Unfortunately, the Pakistan Peoples Party (PPP) of assassinated Benazir Bhutto hesitated on the question and ultimately decided not to support the demand of restoration of judges. It paid the price in Punjab where, despite the wave of sympathy following Bhutto's murder, the PPP was unable to capitalise fully the anti-Musharraf vote.
The masses have spoken. Now the leaders of the PPP and PMLN have to act accordingly. They must demand the immediate resignation of Musharraf. They must take up the question of the restoration of the judges immediately. They must not share power with Musharraf.
They must change the economic priorities of the Musharraf era – the implementation of the neoliberal agenda. The masses have suffered a lot because of these polices. There have been unprecedented price hikes because of the so-called free market policies. Musharraf has acted upon every [word of] advice from the IMF and World Bank. His tall claim of economic growth stands absolutely exposed.
I wrote an article, “Can Musharraf Survive?’’ on January 25, 2008. It starts, “It seems that Musharraf is on his last leg. He has become the most detested and despicable president in the history of Pakistan. No longer are there progressives, liberals or moderates in his camp. His enlightened moderation has been buried with the passage of time.’’ It goes on, “The Pakistan Muslim League Q (PMLQ), Musharraf's favorite, is in absolute crisis after the recent shortages of food items, electricity and gas. The PMLQ candidates are the target of anti-Musharraf consciousness. The general perception is that if you are against Musharraf, do not vote for the PMLQ. Following Benazir's assassination, the wave of sympathy has opposed the PMLQ. Unless there is an all-out rigging of the election, there is no guarantee that Musharraf-supported candidates will win the election. If the Pakistan Peoples Party and Pakistan Muslim League-Nawaz (PMLN) candidates gain a majority in the next parliament, Musharraf will find it very difficult to repeat what he did following the 2002 election, when he bribed many PMLN and PPP parliamentarians to join hands with the PMLQ to form a majority government.’’

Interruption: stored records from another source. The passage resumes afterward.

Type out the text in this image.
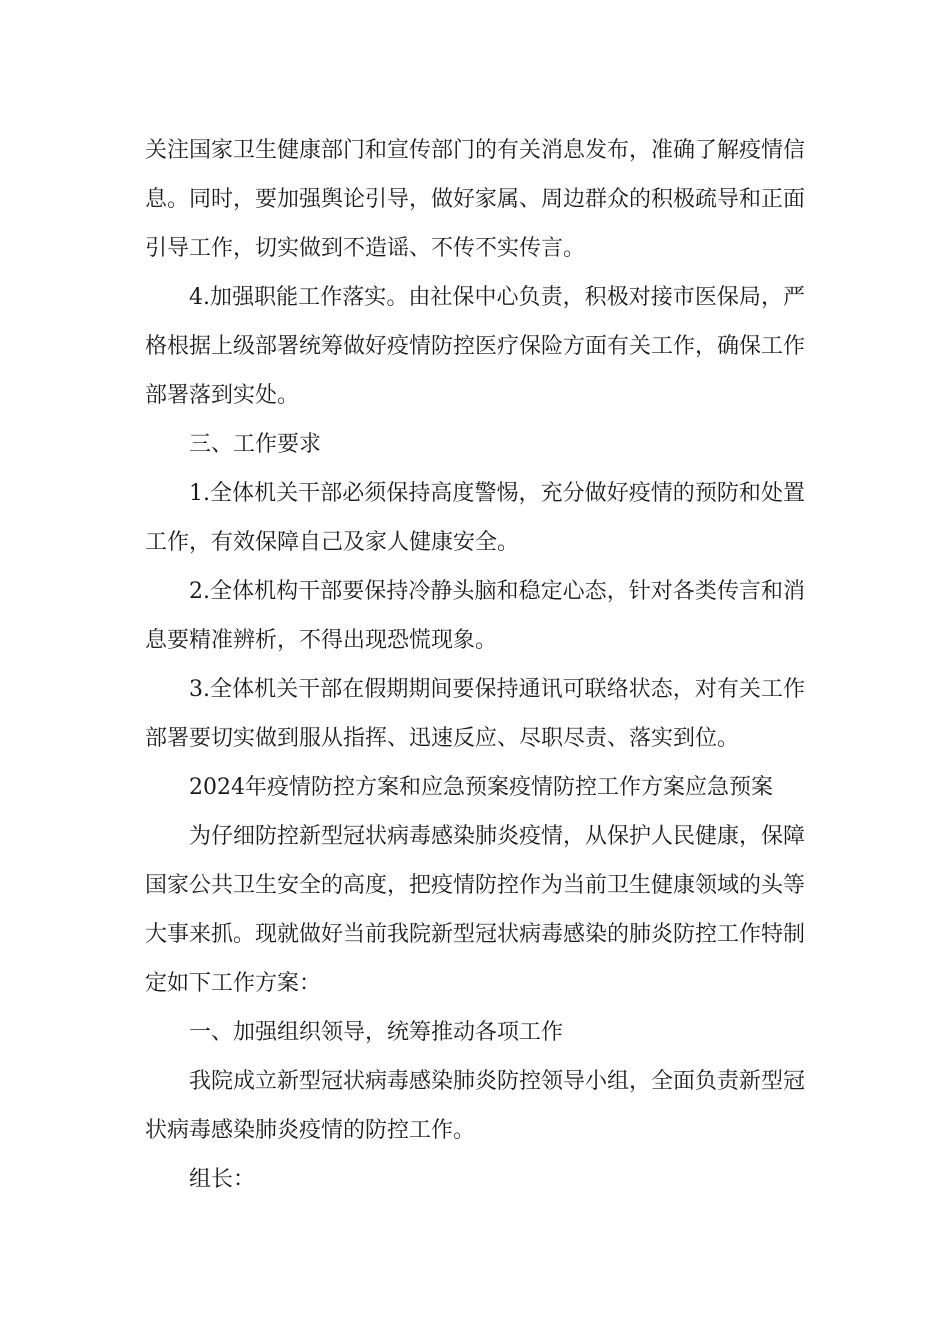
关注国家卫生健康部门和宣传部门的有关消息发布，准确了解疫情信息。同时，要加强舆论引导，做好家属、周边群众的积极疏导和正面引导工作，切实做到不造谣、不传不实传言。

4.加强职能工作落实。由社保中心负责，积极对接市医保局，严格根据上级部署统筹做好疫情防控医疗保险方面有关工作，确保工作部署落到实处。

三、工作要求

1.全体机关干部必须保持高度警惕，充分做好疫情的预防和处置工作，有效保障自己及家人健康安全。

2.全体机构干部要保持冷静头脑和稳定心态，针对各类传言和消息要精准辨析，不得出现恐慌现象。

3.全体机关干部在假期期间要保持通讯可联络状态，对有关工作部署要切实做到服从指挥、迅速反应、尽职尽责、落实到位。

2024年疫情防控方案和应急预案疫情防控工作方案应急预案

为仔细防控新型冠状病毒感染肺炎疫情，从保护人民健康，保障国家公共卫生安全的高度，把疫情防控作为当前卫生健康领域的头等大事来抓。现就做好当前我院新型冠状病毒感染的肺炎防控工作特制定如下工作方案：

一、加强组织领导，统筹推动各项工作

我院成立新型冠状病毒感染肺炎防控领导小组，全面负责新型冠状病毒感染肺炎疫情的防控工作。

组长：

It ends on this note, “Boycott, or no boycott, the future scenario seems more and more problematic for Musharraf. His departure seems written on the front door of every home.’’
We had understood the processes that were going on among the working class in Pakistan. Unfortunately, the Labour Party Pakistan (LPP) does not have the mass base to bring this anti-Musharraf consciousness to its conclusion: the end of capitalism and feudalism and for a socialist Pakistan.
The LPP along with other left parties will continue to press demands for the total isolation of the military from politics. Those responsible for atrocities under military dictatorships should be brought before peoples' courts: real accountability for the generals in politics.
The vote on February 18 is a vote of no confidence in Musharraf's policies. The PPP and PMLN must change the economic policies of Musharraf. Otherwise, after a brief honeymoon period, they will be seen as those who have betrayed the wishes of masses.
The parties of the rich and the capitalists, the PPP and PMLN, have been able to capitalise on the anti-Musharraf feelings of the masses. They cannot go very far against the diktats of the IMF and World Bank. There is no other alternative but to build a party of the working class. That is what Labour Party Pakistan is all about.